For all their amazing performance, state-of-the-art deep learning models often take an extended time to coach. As a way to speed up training jobs, engineering teams depend on distributed training, a divide-and-conquer technique where clustered servers each keep a duplicate of the model, train it on a subset of the training set, and exchange results to converge to a final model.
Graphical Processing Units (GPUs) have long been the de facto selection to coach deep learning models. Nevertheless, the rise of transfer learning is changing the sport. Models are actually rarely trained from scratch on humungous datasets. As an alternative, they’re continuously fine-tuned on specific (and smaller) datasets, with the intention to construct specialized models which might be more accurate than the bottom model for particular tasks. As these training jobs are much shorter, using a CPU-based cluster can prove to be an interesting option that keeps each training time and price under control.
What this post is about
On this post, you’ll learn the way to speed up PyTorch training jobs by distributing them on a cluster of Intel Xeon Scalable CPU servers, powered by the Ice Lake architecture and running performance-optimized software libraries. We’ll construct the cluster from scratch using virtual machines, and you must find a way to simply replicate the demo on your personal infrastructure, either within the cloud or on premise.

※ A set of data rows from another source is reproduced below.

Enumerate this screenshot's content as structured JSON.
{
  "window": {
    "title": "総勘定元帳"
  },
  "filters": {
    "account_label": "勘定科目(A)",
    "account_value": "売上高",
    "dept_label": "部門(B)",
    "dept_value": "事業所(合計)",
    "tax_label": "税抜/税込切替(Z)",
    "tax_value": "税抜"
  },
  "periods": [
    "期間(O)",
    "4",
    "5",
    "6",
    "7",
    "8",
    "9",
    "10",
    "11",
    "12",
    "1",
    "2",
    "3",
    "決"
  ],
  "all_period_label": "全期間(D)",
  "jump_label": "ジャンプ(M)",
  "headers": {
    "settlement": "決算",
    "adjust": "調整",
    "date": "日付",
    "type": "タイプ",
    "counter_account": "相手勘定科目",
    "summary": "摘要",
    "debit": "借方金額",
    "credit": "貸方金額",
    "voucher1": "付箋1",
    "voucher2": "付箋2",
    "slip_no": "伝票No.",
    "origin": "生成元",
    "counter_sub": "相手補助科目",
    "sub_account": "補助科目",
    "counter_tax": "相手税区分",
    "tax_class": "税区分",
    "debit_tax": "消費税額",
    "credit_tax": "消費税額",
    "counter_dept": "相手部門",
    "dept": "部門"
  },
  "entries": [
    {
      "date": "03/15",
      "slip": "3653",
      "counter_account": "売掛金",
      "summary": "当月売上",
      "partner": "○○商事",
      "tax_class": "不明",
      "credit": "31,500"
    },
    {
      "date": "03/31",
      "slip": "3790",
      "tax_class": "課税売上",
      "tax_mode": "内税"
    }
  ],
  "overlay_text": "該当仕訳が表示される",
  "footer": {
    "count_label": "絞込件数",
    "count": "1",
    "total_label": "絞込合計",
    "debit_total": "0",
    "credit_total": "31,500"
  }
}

Running a text classification job, we are going to fine-tune a BERT model on the MRPC dataset (one in all the tasks included within the GLUE benchmark). The MRPC dataset incorporates 5,800 sentence pairs extracted from news sources, with a label telling us whether the 2 sentences in each pair are semantically equivalent. We picked this dataset for its reasonable training time, and trying other GLUE tasks is only a parameter away.

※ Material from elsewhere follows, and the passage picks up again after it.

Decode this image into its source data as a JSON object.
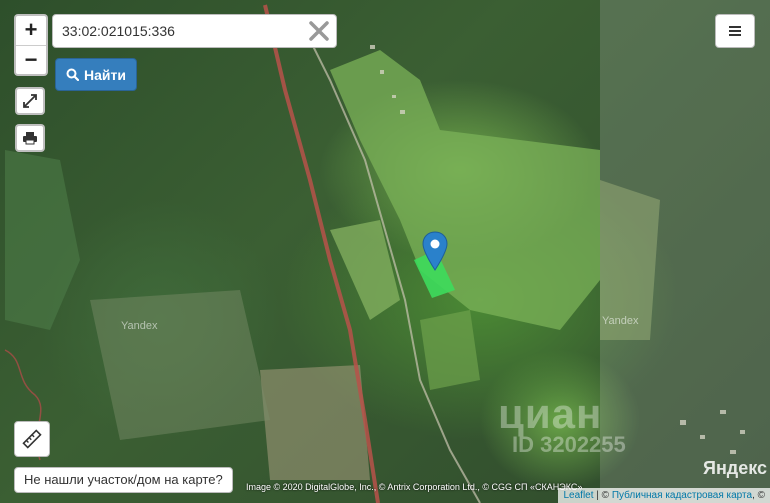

Once the cluster is up and running, we are going to run a baseline job on a single server. Then, we are going to scale it to 2 servers and 4 servers and measure the speed-up.
Along the best way, we are going to cover the next topics:
- Listing the required infrastructure and software constructing blocks,
- Establishing our cluster,
- Installing dependencies,
- Running a single-node job,
- Running a distributed job.
Let’s get to work!
Using Intel servers
For best performance, we are going to use Intel servers based on the Ice Lake architecture, which supports hardware features equivalent to Intel AVX-512 and Intel Vector Neural Network Instructions (VNNI). These features speed up operations typically present in deep learning training and inference. You’ll be able to learn more about them on this presentation (PDF).
All three major cloud providers offer virtual machines powered by Intel Ice Lake CPUs:
In fact, it’s also possible to use your personal servers. In the event that they are based on the Cascade Lake architecture (Ice Lake’s predecessor), they’re good to go as Cascade Lake also includes AVX-512 and VNNI.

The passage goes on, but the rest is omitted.